The 3Com Shuffle

Networking company 3Com (Nasdaq: COMS  ) managed to cut its net losses in half in the fourth quarter. It lost $19 million, or $0.05 per share, compared with $38 million, or $0.11 a share, a year earlier. Revenue increased 5% to $183 million. It's nice to see the reduction in losses, but the company's outlook didn't indicate that the trend would continue into the first quarter of fiscal 2005, with revenue expected to be flat or only slightly improved.

The gross margin came in at 41%, much better than the 36% in last year's fourth quarter. But the company expects that to fall back slightly in the first quarter. Operating expenses totaled close to $100 million, including $13 million in restructuring charges, which mostly consisted of severance expenses due to 200 employees being cut during the quarter. Research and development, sales and marketing, and administrative expenses were reduced by $18 million from the third quarter to $85 million but are expected climb to $90 million in the first quarter.

Investors will take profits however they can get them, but they should much prefer profits resulting from growing sales as opposed to cutting expenses (though 3Com seems incapable of producing profits, period). In a story earlier this year, it was pointed out that the company has been counting on strong results from the Huawei-3Com joint venture. However, the company reported that revenue in the Asia-Pacific region declined 12% from the third quarter. Not a good sign.

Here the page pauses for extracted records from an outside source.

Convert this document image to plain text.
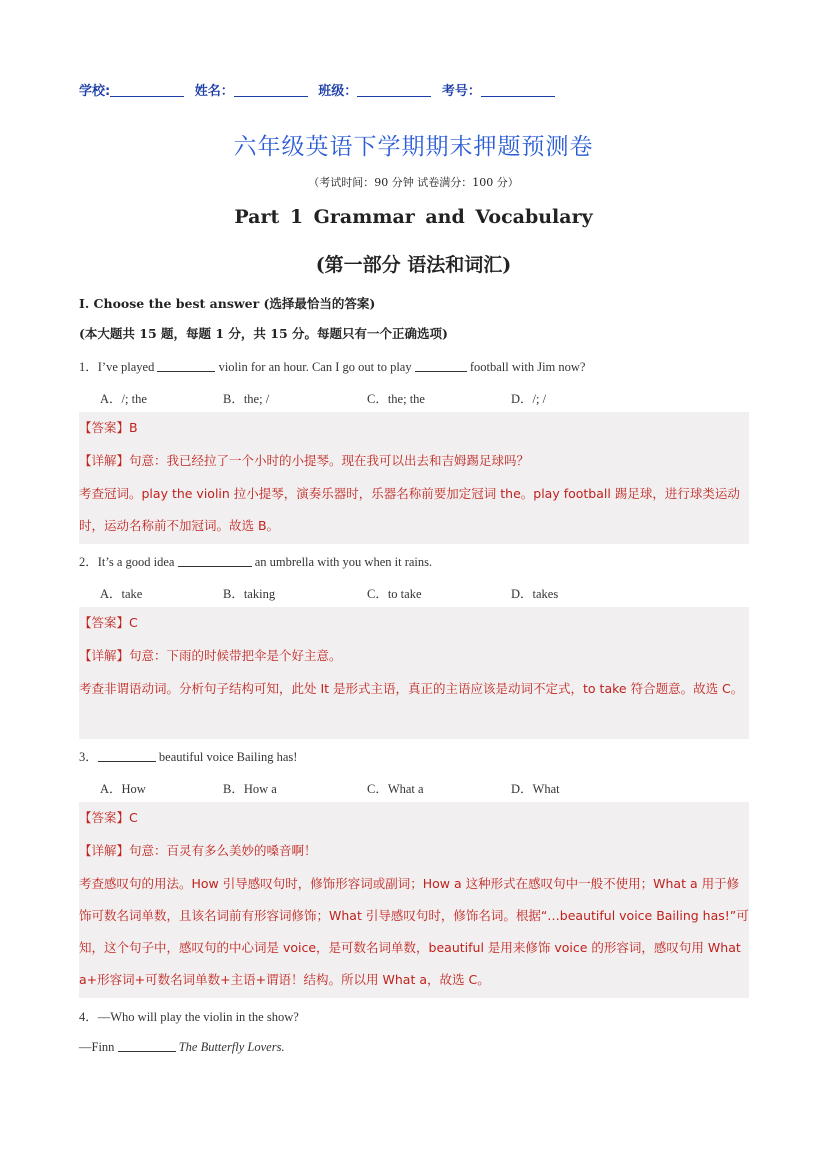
学校:	姓名：	班级：	考号：
六年级英语下学期期末押题预测卷
（考试时间：90 分钟 试卷满分：100 分）
Part 1 Grammar and Vocabulary
(第一部分 语法和词汇)
I. Choose the best answer (选择最恰当的答案)
(本大题共 15 题，每题 1 分，共 15 分。每题只有一个正确选项)
1．I’ve played	violin for an hour. Can I go out to play	football with Jim now?
A．/; the	B．the; /	C．the; the	D．/; /
【答案】B
【详解】句意：我已经拉了一个小时的小提琴。现在我可以出去和吉姆踢足球吗？
考查冠词。play the violin 拉小提琴，演奏乐器时，乐器名称前要加定冠词 the。play football 踢足球，进行球类运动时，运动名称前不加冠词。故选 B。
2．It’s a good idea	an umbrella with you when it rains.
A．take	B．taking	C．to take	D．takes
【答案】C
【详解】句意：下雨的时候带把伞是个好主意。
考查非谓语动词。分析句子结构可知，此处 It 是形式主语，真正的主语应该是动词不定式，to take 符合题意。故选 C。
3．	beautiful voice Bailing has!
A．How	B．How a	C．What a	D．What
【答案】C
【详解】句意：百灵有多么美妙的嗓音啊！
考查感叹句的用法。How 引导感叹句时，修饰形容词或副词；How a 这种形式在感叹句中一般不使用；What a 用于修饰可数名词单数，且该名词前有形容词修饰；What 引导感叹句时，修饰名词。根据“…beautiful voice Bailing has!”可知，这个句子中，感叹句的中心词是 voice，是可数名词单数，beautiful 是用来修饰 voice 的形容词，感叹句用 What a+形容词+可数名词单数+主语+谓语！结构。所以用 What a，故选 C。
4．—Who will play the violin in the show?
—Finn	The Butterfly Lovers.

The modest increase in total revenue was in fact dependent on a 35% increase from the previous quarter in the sale of voice, fixed-configuration switching and connectivity products in the Americas. That would be all well and good if the company were turning those sales into profits, which hasn't been a problem recently for competitors Cisco Systems (Nasdaq: CSCO  ) , Nortel Networks (NYSE: NT  ) , or even Lucent (NYSE: LU  ) .

Another issue is the departure later this year of the chief financial officer and the executive vice president of worldwide operations, supposedly because they aren't willing to relocate to Massachusetts from California. That seems unusual at a corporate level where such sacrifices are the norm. In fact, both of them moved from Texas in 2002 and have had an agreement for more than a year compensating them for commuting expenses. Is there more to that story than we're being told? You know the old saying about rats fleeing a sinking ship.

OK, maybe this isn't a sinking ship, but it's leaky. The "rats" are looking for a new ship at first port. Perhaps investors should find another ship too.

Fool contributor Mark Mahorney doesn't own shares of any companies mentioned.